For a guided, interactive workflow that takes you through all steps of creating audio descriptions:

```bash
# Linux/Mac/Windows (Git Bash)
./movie_audio_workflow.sh path/to/video.mp4
```

This all-in-one script will:
1. Extract audio from the video
2. Identify non-voice segments
3. Help you create descriptions
4. Generate AI voiceovers
5. Combine everything into a final audio file
6. Optionally merge with the original video

The processed audio and analysis reports will be saved in a timestamped project directory.
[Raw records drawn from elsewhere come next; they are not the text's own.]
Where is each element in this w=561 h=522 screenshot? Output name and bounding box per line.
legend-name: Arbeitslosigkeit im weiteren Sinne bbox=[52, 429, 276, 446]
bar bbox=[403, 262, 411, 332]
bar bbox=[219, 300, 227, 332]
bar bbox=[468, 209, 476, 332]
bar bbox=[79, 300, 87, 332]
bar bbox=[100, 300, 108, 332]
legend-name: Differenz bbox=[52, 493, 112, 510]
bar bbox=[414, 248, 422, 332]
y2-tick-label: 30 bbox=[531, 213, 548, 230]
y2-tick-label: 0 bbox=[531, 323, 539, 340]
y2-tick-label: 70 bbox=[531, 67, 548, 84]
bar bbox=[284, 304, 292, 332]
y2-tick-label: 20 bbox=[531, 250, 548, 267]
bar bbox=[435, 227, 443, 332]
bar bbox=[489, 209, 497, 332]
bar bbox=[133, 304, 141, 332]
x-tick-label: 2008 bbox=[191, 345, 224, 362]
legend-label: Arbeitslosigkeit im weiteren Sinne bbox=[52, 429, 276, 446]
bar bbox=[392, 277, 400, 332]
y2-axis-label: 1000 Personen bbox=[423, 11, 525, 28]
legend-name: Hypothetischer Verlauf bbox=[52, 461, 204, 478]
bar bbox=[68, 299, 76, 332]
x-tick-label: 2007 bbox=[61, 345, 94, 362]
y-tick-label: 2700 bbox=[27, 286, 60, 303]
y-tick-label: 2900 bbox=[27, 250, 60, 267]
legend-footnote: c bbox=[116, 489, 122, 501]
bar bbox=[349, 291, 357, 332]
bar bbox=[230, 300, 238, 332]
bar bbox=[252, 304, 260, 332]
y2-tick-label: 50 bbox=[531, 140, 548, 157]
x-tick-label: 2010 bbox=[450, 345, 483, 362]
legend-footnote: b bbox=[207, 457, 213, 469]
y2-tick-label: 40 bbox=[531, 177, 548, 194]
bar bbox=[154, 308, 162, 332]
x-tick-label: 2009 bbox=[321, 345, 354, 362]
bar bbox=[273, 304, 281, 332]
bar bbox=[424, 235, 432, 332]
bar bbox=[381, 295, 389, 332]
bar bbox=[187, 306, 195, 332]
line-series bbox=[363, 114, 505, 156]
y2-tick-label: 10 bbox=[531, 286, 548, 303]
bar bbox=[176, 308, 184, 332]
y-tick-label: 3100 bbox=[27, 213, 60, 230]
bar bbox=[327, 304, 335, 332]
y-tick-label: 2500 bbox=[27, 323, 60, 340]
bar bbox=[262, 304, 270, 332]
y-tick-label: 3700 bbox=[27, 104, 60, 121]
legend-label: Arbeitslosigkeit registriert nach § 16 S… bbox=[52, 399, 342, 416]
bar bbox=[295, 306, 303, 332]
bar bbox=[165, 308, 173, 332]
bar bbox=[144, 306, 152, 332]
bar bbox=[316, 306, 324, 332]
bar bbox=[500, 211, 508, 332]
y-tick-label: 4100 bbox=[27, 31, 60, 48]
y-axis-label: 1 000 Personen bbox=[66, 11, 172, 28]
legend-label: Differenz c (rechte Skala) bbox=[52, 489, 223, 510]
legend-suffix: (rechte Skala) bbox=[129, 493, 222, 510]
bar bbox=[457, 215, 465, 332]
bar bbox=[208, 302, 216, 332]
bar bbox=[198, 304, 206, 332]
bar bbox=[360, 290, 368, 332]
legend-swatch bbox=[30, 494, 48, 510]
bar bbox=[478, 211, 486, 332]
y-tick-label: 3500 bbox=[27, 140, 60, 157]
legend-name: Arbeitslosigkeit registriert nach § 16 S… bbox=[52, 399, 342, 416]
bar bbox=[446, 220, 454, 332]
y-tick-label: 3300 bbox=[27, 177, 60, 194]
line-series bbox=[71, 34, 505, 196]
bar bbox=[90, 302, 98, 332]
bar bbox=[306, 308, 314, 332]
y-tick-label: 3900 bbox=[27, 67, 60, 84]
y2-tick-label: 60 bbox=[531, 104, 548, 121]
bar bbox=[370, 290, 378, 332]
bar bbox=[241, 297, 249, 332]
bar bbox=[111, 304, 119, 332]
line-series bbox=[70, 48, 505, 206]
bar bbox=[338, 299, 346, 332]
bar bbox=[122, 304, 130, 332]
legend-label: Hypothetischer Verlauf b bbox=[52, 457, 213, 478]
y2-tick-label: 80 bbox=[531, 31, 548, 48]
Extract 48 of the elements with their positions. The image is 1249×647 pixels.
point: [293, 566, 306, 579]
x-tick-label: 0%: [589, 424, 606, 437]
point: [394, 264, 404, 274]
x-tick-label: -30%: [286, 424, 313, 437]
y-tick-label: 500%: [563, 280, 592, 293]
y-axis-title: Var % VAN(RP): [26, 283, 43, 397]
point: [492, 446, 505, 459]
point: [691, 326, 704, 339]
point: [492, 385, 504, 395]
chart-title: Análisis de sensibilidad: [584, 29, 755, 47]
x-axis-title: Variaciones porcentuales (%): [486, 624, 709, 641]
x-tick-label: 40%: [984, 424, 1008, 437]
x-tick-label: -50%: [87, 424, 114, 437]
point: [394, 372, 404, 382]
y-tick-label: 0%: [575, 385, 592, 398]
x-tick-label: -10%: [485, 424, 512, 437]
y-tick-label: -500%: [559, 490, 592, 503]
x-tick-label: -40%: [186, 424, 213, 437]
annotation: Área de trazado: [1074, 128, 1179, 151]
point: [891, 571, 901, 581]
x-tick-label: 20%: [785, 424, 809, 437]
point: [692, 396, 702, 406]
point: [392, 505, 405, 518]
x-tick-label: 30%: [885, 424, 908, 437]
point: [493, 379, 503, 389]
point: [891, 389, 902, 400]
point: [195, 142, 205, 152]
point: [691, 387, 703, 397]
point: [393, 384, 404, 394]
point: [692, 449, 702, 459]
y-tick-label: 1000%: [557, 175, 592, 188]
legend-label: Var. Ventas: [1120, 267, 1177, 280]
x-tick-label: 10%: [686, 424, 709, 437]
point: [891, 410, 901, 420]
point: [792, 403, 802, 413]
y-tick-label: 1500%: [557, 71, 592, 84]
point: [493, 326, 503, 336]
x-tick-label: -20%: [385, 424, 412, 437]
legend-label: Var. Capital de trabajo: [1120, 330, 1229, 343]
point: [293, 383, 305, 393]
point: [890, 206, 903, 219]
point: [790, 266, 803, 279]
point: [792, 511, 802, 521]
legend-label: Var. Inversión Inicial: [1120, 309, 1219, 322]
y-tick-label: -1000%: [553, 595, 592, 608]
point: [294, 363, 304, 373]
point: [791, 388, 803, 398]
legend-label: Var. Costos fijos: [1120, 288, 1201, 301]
### Extract Non-Voice Segments

To analyze a video/audio file and generate a report of non-voice segments:

```bash
# Linux/Mac
./extract_segments.sh path/to/audio.mp3 [output_report.md]
```

## Configuration

### Environment Variables

The application uses environment variables for configuration. You can set these in a `.env` file:

- `ENABLE_SILENCE_DETECTOR`: Enable/disable silence detection (default: true)
- `ENABLE_SPEECH_DETECTOR`: Enable/disable speech detection (default: true)
- `ENABLE_MUSIC_DETECTOR`: Enable/disable music detection (default: true)
- `ENABLE_BACKGROUND_DETECTOR`: Enable/disable background noise detection (default: true)
- `NON_VOICE_DURATION_THRESHOLD`: Minimum duration (seconds) for non-voice segments

### Configuration File

You can also configure the tool by modifying the `config.json` file. The configuration options include:

- `input_directory`: The directory where input video files are stored.
- `output_directory`: The directory where output audio files will be saved.
- `transcription_enabled`: Enable or disable transcription.
- `audio_description_enabled`: Enable or disable audio descriptions.

## Testing

The project uses pytest for testing. To run tests:

```bash
pytest
```

For test coverage reports:

```bash
pytest --cov=src --cov-report=html
```

Coverage reports will be generated in the `htmlcov` directory.

## Troubleshooting

### Python Not Found

If you get a "Python was not found" error:
1. Make sure Python is installed and added to PATH
2. Disable Windows Python App Installer aliases (see Installation instructions)
3. Try using the full Python path: `C:\Python3x\python.exe extract_audio.py`

### Audio Extraction Failed

1. Verify the input video file exists and is readable
2. Ensure you have write permissions in the output directory
3. Check that MoviePy and its dependencies are properly installed
4. Try using an absolute path for input/output files

### FFmpeg Issues

If you encounter FFmpeg-related errors:
1. Verify FFmpeg is installed and available in your PATH
2. On Windows, you may need to restart your terminal after installing FFmpeg
3. Try reinstalling the ffmpeg-python package: `pip install --upgrade ffmpeg-python`

## License

This project is licensed under the Apache License 2.0. See the `LICENSE` file for more details.